Light and light energy can be used for practical purposes that go beyond just illuminating a dark room. Light exists in varying frequencies, which range from very mild to scorching hot. Decades ago, medical and scientific researchers discovered that different light spectrums could be employed for various medical and manufacturing purposes. Today, light technology has medical uses that were once inconceivable for patients and their physicians just a few decades ago.

Lasers

Lasers are used in hospitals and clinics to treat chronic pain, inflammation, sleep disorders, and to help injuries heal. Although the names of the particular treatments vary, they mostly fall under the category of low level laser therapy (LLLT).
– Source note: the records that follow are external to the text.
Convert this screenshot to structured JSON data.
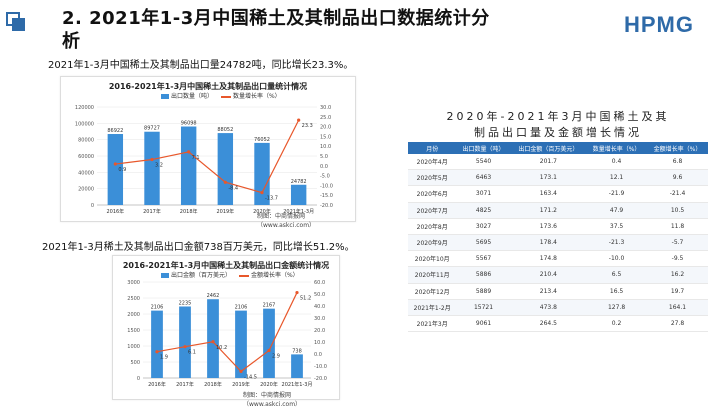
{
  "header": {
    "title_line1": "2. 2021年1-3月中国稀土及其制品出口数据统计分",
    "title_line2": "析",
    "brand": "HPMG"
  },
  "captions": {
    "volume": "2021年1-3月中国稀土及其制品出口量24782吨，同比增长23.3%。",
    "value": "2021年1-3月稀土及其制品出口金额738百万美元，同比增长51.2%。"
  },
  "chart_data": [
    {
      "type": "bar",
      "title": "2016-2021年1-3月中国稀土及其制品出口量统计情况",
      "categories": [
        "2016年",
        "2017年",
        "2018年",
        "2019年",
        "2020年",
        "2021年1-3月"
      ],
      "series": [
        {
          "name": "出口数量（吨）",
          "values": [
            86922,
            89727,
            96098,
            88052,
            76052,
            24782
          ]
        },
        {
          "name": "数量增长率（%）",
          "values": [
            0.9,
            3.2,
            7.1,
            -8.4,
            -13.7,
            23.3
          ]
        }
      ],
      "data_labels": [
        "86922",
        "89727",
        "96098",
        "88052",
        "76052",
        "24782"
      ],
      "rate_labels": [
        "0.9",
        "3.2",
        "7.1",
        "-8.4",
        "-13.7",
        "23.3"
      ],
      "ylim_left": [
        0,
        120000
      ],
      "left_ticks": [
        "120000",
        "100000",
        "80000",
        "60000",
        "40000",
        "20000",
        "0"
      ],
      "ylim_right": [
        -20,
        30
      ],
      "right_ticks": [
        "30.0",
        "25.0",
        "20.0",
        "15.0",
        "10.0",
        "5.0",
        "0.0",
        "-5.0",
        "-10.0",
        "-15.0",
        "-20.0"
      ],
      "source": "制图：中商情报网（www.askci.com）"
    },
    {
      "type": "bar",
      "title": "2016-2021年1-3月中国稀土及其制品出口金额统计情况",
      "categories": [
        "2016年",
        "2017年",
        "2018年",
        "2019年",
        "2020年",
        "2021年1-3月"
      ],
      "series": [
        {
          "name": "出口金额（百万美元）",
          "values": [
            2106,
            2235,
            2462,
            2106,
            2167,
            738
          ]
        },
        {
          "name": "金额增长率（%）",
          "values": [
            1.9,
            6.1,
            10.2,
            -14.5,
            2.9,
            51.2
          ]
        }
      ],
      "data_labels": [
        "2106",
        "2235",
        "2462",
        "2106",
        "2167",
        "738"
      ],
      "rate_labels": [
        "1.9",
        "6.1",
        "10.2",
        "-14.5",
        "2.9",
        "51.2"
      ],
      "ylim_left": [
        0,
        3000
      ],
      "left_ticks": [
        "3000",
        "2500",
        "2000",
        "1500",
        "1000",
        "500",
        "0"
      ],
      "ylim_right": [
        -20,
        60
      ],
      "right_ticks": [
        "60.0",
        "50.0",
        "40.0",
        "30.0",
        "20.0",
        "10.0",
        "0.0",
        "-10.0",
        "-20.0"
      ],
      "source": "制图：中商情报网（www.askci.com）"
    }
  ],
  "table": {
    "title_line1": "2020年-2021年3月中国稀土及其",
    "title_line2": "制品出口量及金额增长情况",
    "columns": [
      "月份",
      "出口数量（吨）",
      "出口金额（百万美元）",
      "数量增长率（%）",
      "金额增长率（%）"
    ],
    "rows": [
      [
        "2020年4月",
        "5540",
        "201.7",
        "0.4",
        "6.8"
      ],
      [
        "2020年5月",
        "6463",
        "173.1",
        "12.1",
        "9.6"
      ],
      [
        "2020年6月",
        "3071",
        "163.4",
        "-21.9",
        "-21.4"
      ],
      [
        "2020年7月",
        "4825",
        "171.2",
        "47.9",
        "10.5"
      ],
      [
        "2020年8月",
        "3027",
        "173.6",
        "37.5",
        "11.8"
      ],
      [
        "2020年9月",
        "5695",
        "178.4",
        "-21.3",
        "-5.7"
      ],
      [
        "2020年10月",
        "5567",
        "174.8",
        "-10.0",
        "-9.5"
      ],
      [
        "2020年11月",
        "5886",
        "210.4",
        "6.5",
        "16.2"
      ],
      [
        "2020年12月",
        "5889",
        "213.4",
        "16.5",
        "19.7"
      ],
      [
        "2021年1-2月",
        "15721",
        "473.8",
        "127.8",
        "164.1"
      ],
      [
        "2021年3月",
        "9061",
        "264.5",
        "0.2",
        "27.8"
      ]
    ]
  }
}
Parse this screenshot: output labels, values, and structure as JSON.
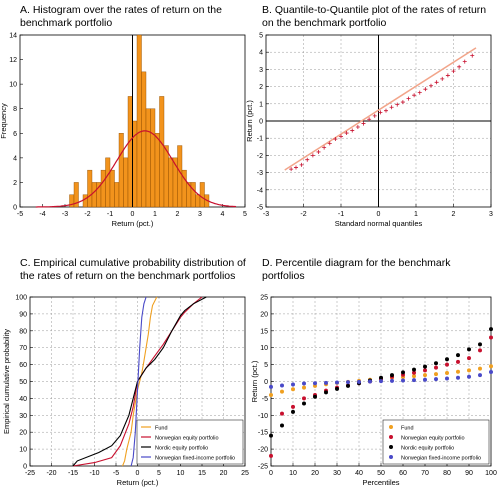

Low-level lasers operate at a much lower frequency than the kinds used in manufacturing. In general, lasers can be used to burn, cut, or destroy tissue to bring about a certain effect. They can be used for removing tumours, sealing varicose veins, and for some eye surgeries concerning the cornea. Lasers can also be used in aesthetic procedures for reducing the appearance of fine lines, wrinkles, sagging skin, and other signs of aging.

Delivery Systems

Specific light spectrums can be used to activate medications used to treat cancer and similar diseases. This is a form of chemotherapy treatment that has been used to destroy tumorous growths. The effectiveness of these distinct types of drugs is increased, and the chances of side effects are lessened significantly. A special light is even used on whitening gel for teeth in order to, basically, turn it on. Ultraviolet light is what activates the teeth whitening chemicals in the gel. In this case, light-emitting diode (LED) lights are used.

Phototherapy

Fluorescent lamps are used to create light wavelengths that can treat seasonal affective disorder (SAD). This is a kind of depression that tends to occur during certain times of the year, especially during the fall and winter months. Light therapy is conducted to give the brain and nervous system an altered sense of time. This is done to trigger the release of serotonin while lessening the release of melatonin—a sleep hormone. Too much melatonin in the body can cause feelings of tiredness and lethargy, while serotonin has an uplifting effect.

The prospects for using light to destroy cancerous tumours have just recently been actualized. Research is still being conducted on the effects of various forms of light on the brain, nervous system, and skin tissue. This practically ensures that more medical and aesthetic treatments will be conceived of by talented medical professionals and scientists.